6-2(3) states that the person(s) being investigated have to provide answers, meaning that this isn’t optional.

6-4 gives the Provincial Courts explicit authority to issue search warrants.

6-5 makes it mandatory to generate copies of documents examined during investigation.

6-6(1) list the penalties for obstruction, which can be up to 6 months in jail, and fines of $5,000 (individual) and up to $20,000 (for a corporation).

And, in case you believe you’ve been wronged in some way….
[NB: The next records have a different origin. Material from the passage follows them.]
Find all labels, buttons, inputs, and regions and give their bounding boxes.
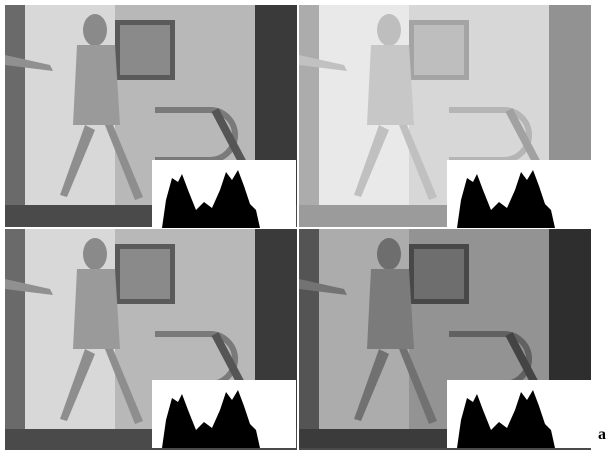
photo-equalized bbox=[5, 229, 297, 450]
image-grid bbox=[0, 0, 613, 450]
figure: a bbox=[0, 0, 613, 450]
photo-original bbox=[5, 5, 297, 228]
panel-label: a bbox=[598, 426, 606, 444]
photo-brightened bbox=[299, 5, 591, 228]
photo-darkened bbox=[299, 229, 591, 450]
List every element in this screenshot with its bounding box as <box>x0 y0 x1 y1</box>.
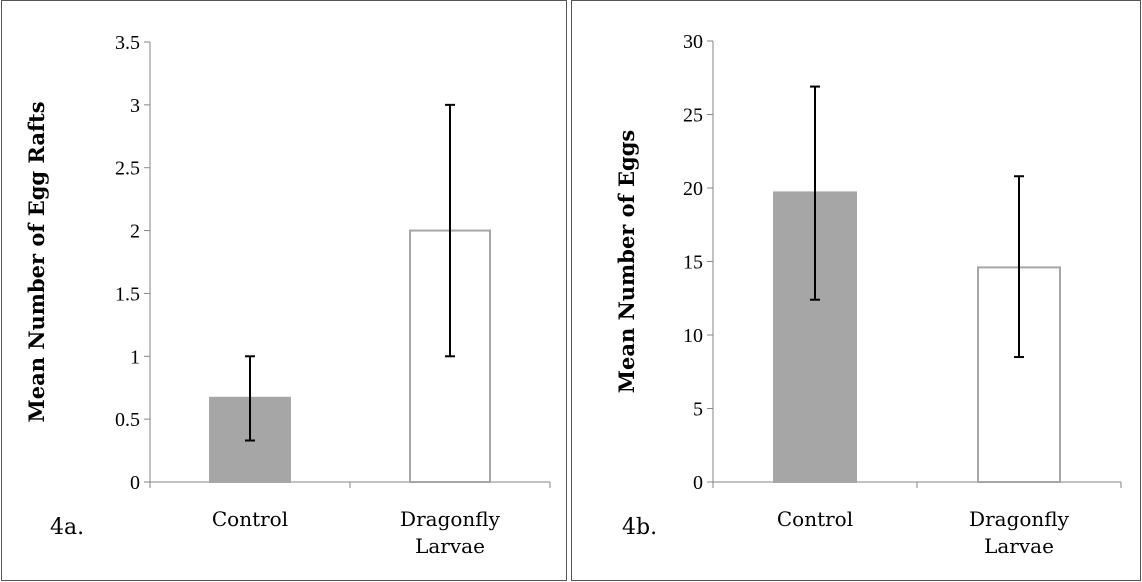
y-tick-label: 1.5 <box>115 283 140 305</box>
x-tick-label: Dragonfly <box>969 507 1070 531</box>
y-tick-label: 5 <box>693 399 703 421</box>
x-tick-label: Dragonfly <box>400 507 501 531</box>
y-tick-label: 1 <box>130 346 140 368</box>
chart-panel-4b: 0 5 10 15 20 25 30 Control Dragonfly Larvae Mean N… <box>571 0 1141 581</box>
x-tick-label: Larvae <box>984 534 1054 558</box>
y-tick-label: 3 <box>130 95 140 117</box>
panel-label: 4a. <box>50 515 84 540</box>
y-tick-label: 0 <box>693 472 703 494</box>
y-tick-label: 20 <box>683 178 703 200</box>
x-tick-label: Larvae <box>415 534 485 558</box>
y-tick-label: 15 <box>683 252 703 274</box>
x-tick-label: Control <box>212 507 288 531</box>
y-tick-label: 3.5 <box>115 32 140 54</box>
y-tick-label: 0.5 <box>115 409 140 431</box>
chart-4b: 0 5 10 15 20 25 30 Control Dragonfly Larvae Mean N… <box>614 31 1122 558</box>
y-tick-label: 2 <box>130 221 140 243</box>
y-tick-label: 10 <box>683 325 703 347</box>
y-tick-label: 25 <box>683 105 703 127</box>
panel-label: 4b. <box>622 515 657 540</box>
chart-4a: 0 0.5 1 1.5 2 2.5 3 3.5 Control Dragonfly Larvae Me… <box>24 32 551 558</box>
y-tick-label: 2.5 <box>115 158 140 180</box>
y-axis-title: Mean Number of Eggs <box>614 130 639 393</box>
chart-panel-4a: 0 0.5 1 1.5 2 2.5 3 3.5 Control Dragonfly Larvae Me… <box>1 0 567 581</box>
x-tick-label: Control <box>777 507 853 531</box>
y-tick-label: 30 <box>683 31 703 53</box>
y-tick-label: 0 <box>130 472 140 494</box>
y-axis-title: Mean Number of Egg Rafts <box>24 101 49 422</box>
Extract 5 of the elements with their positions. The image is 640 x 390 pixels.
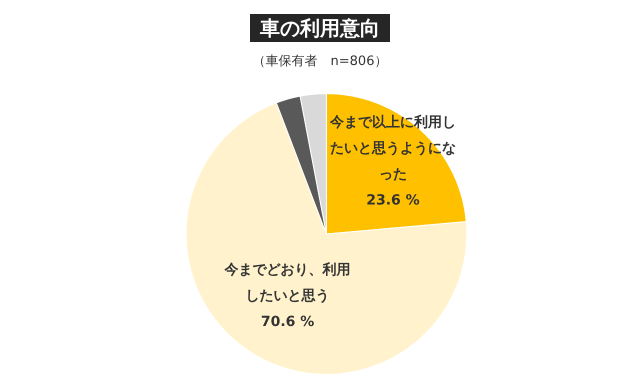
chart-title: 車の利用意向 xyxy=(259,16,380,40)
data-label: 70.6 % xyxy=(260,314,314,330)
slice-label: 今までどおり、利用したいと思う xyxy=(224,262,351,304)
chart-subtitle: （車保有者 n=806） xyxy=(252,54,388,69)
data-label: 23.6 % xyxy=(366,192,420,208)
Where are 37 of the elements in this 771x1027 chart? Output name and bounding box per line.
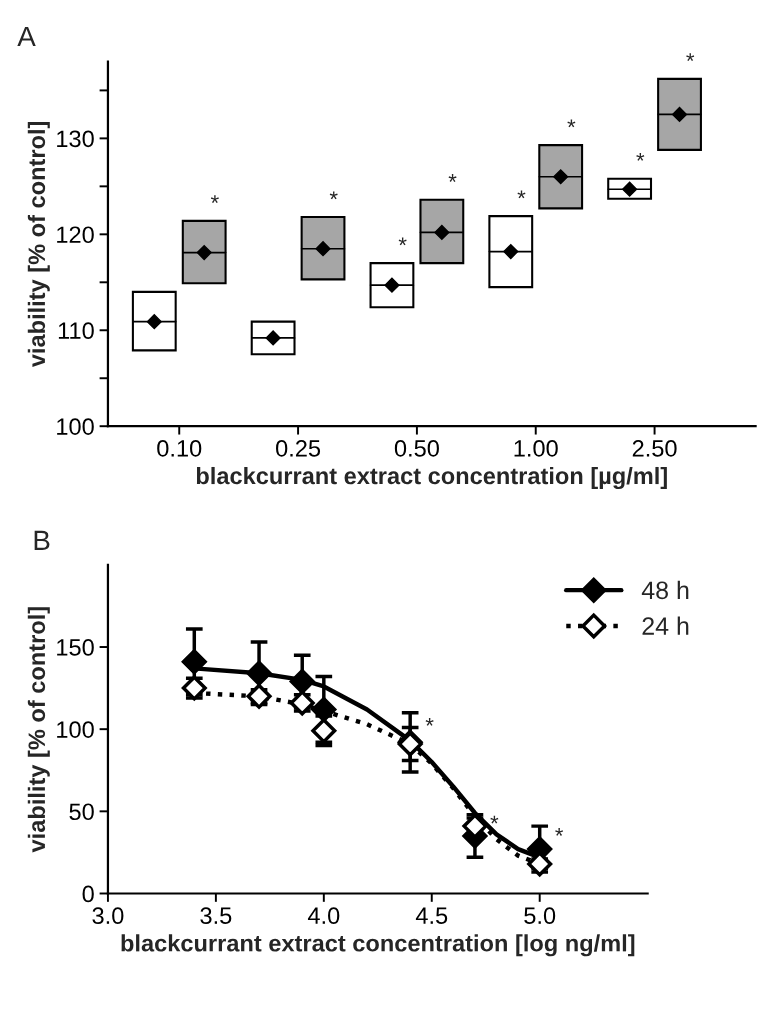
x-axis-title: blackcurrant extract concentration [µg/ml] bbox=[196, 466, 667, 490]
x-tick-label: 5.0 bbox=[524, 907, 556, 925]
x-axis-title: blackcurrant extract concentration [log ng/ml] bbox=[121, 934, 635, 957]
x-tick-label: 2.50 bbox=[632, 440, 677, 457]
text: * bbox=[210, 195, 219, 204]
y-axis-title: viability [% of control] bbox=[27, 121, 50, 368]
x-tick-label: 3.0 bbox=[92, 907, 124, 925]
x-tick-label: 4.5 bbox=[415, 907, 448, 925]
text: * bbox=[686, 53, 695, 62]
text: * bbox=[448, 174, 457, 182]
y-tick-label: 100 bbox=[57, 721, 94, 738]
legend-label: 24 h bbox=[642, 616, 689, 635]
data-label: * bbox=[490, 815, 499, 824]
y-tick-label: 120 bbox=[57, 226, 94, 244]
y-tick-label: 0 bbox=[82, 885, 94, 903]
chart-title: B bbox=[34, 530, 50, 550]
x-tick-label: 0.25 bbox=[276, 440, 321, 457]
y-tick-label: 130 bbox=[57, 130, 94, 148]
text: * bbox=[398, 237, 407, 246]
x-tick-label: 0.50 bbox=[394, 440, 439, 457]
text: * bbox=[636, 153, 645, 161]
chart-title: A bbox=[17, 26, 36, 46]
y-tick-label: 100 bbox=[57, 418, 94, 435]
y-tick-label: 150 bbox=[57, 639, 94, 656]
legend-label: 48 h bbox=[641, 580, 689, 600]
text: * bbox=[517, 190, 526, 199]
text: * bbox=[329, 191, 338, 200]
y-tick-label: 50 bbox=[69, 803, 94, 821]
x-tick-label: 3.5 bbox=[200, 907, 232, 925]
x-tick-label: 0.10 bbox=[157, 440, 202, 457]
data-label: * bbox=[425, 717, 434, 726]
y-tick-label: 110 bbox=[58, 322, 94, 340]
x-tick-label: 4.0 bbox=[307, 907, 340, 925]
x-tick-label: 1.00 bbox=[514, 440, 558, 457]
text: * bbox=[567, 119, 576, 128]
data-label: * bbox=[555, 828, 564, 836]
y-axis-title: viability [% of control] bbox=[27, 607, 50, 853]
6-7 No action or proceeding lies or shall be commenced against the Crown, the minister, the chief firearms officer, a firearms officer, the commissioner or any employee of the Crown if that person is acting pursuant to the authority of this Act or the regulations for anything in good faith done, caused or permitted or authorized to be done, attempted to be done or omitted to be done by that person or by any of those persons pursuant to or in the exercise or supposed exercise of any power conferred by this Act or the regulations or in the carrying out or supposed carrying out of any responsibility imposed by this Act or the regulations.

All too common in most legislation is a provision to indemnify the institution, and any actors involved. How would one ever prove bad faith?

Now we get to the worst part:

6-8 The Lieutenant Governor in Council may make regulations:
(a) defining, enlarging or restricting the meaning of any word or expression used in this Act but not defined in this Act;
(b) exempting any person or class of persons from this Act or any provisions of this Act;
(c) prescribing offences for the purposes of subsection 3-2(1);
(d) prescribing persons or classes of persons for the purposes of subsection3-3(2);
(e) prescribing the form of an order for the purposes of section 3-18;
(f) for the purposes of section 4-1:
(i) prescribing any law as a specified law; and
(ii) exempting any law as a specified law;
(g) excluding any person or class of person from the definition of a seizure agent for the purposes of subsection 4-1(2);
(h) for the purposes of Part 4:
(i) respecting the issuing, renewing, amending, suspending and cancelling of licences;
(ii) respecting information to be provided to the minister by a licensee or an applicant for a licence;
(iii) requiring the payment of fees for the issuance or renewal of licences and prescribing amounts and terms of payment;
(iv) prescribing a code of ethical conduct for persons licensed pursuant to that Part;
(v) prescribing any additional standards, qualifications and training required to obtain a licence;
(vi) respecting the keeping of records and data, including the protection of privacy;
(vii) prescribing any new terms and conditions of a licence;
(i) prescribing additional factors for the purposes of subsection 5-6(1);
(j) prescribing requirements for the forensic and ballistic testing of the firearm for the purposes of subsection 5-9(3);
(k) prescribing requirements for an approved testing facility for the purposes of section 5-12;
(l) prescribing any matter or thing required or authorized by this Act to be prescribed in the regulations;
(m) respecting any other matter or thing that the Lieutenant Governor in Council considers necessary to carry out the intent of this Act.

That last part, (m) means that virtually anything else can be changed as well. The importance of this cannot be understated.

This is what it means to be “backdoored”: virtually anything in the Saskatchewan Firearms Act can be changed by the Lieutenant Governor in Council, without democratic debate. This is very similar to Section 117 of the Canada Firearms Act

As per the earlier comment, it’s interesting (or perhaps a coincidence), that it’s Saskatchewan Bill 117. This is because Section 117 of the Federal version is what allows the Governor in Council to make unilateral changes.

Regarding Section 68(h)(vi), and the phrase: “respecting the keeping of records and data, including the protection of privacy”, one can’t help but wonder if this could be the basis of a backdoor gun registry.

If there is something positive in Bill 117, it seems that at least gun owners would need to be paid fair price for their weapons once they’re confiscated.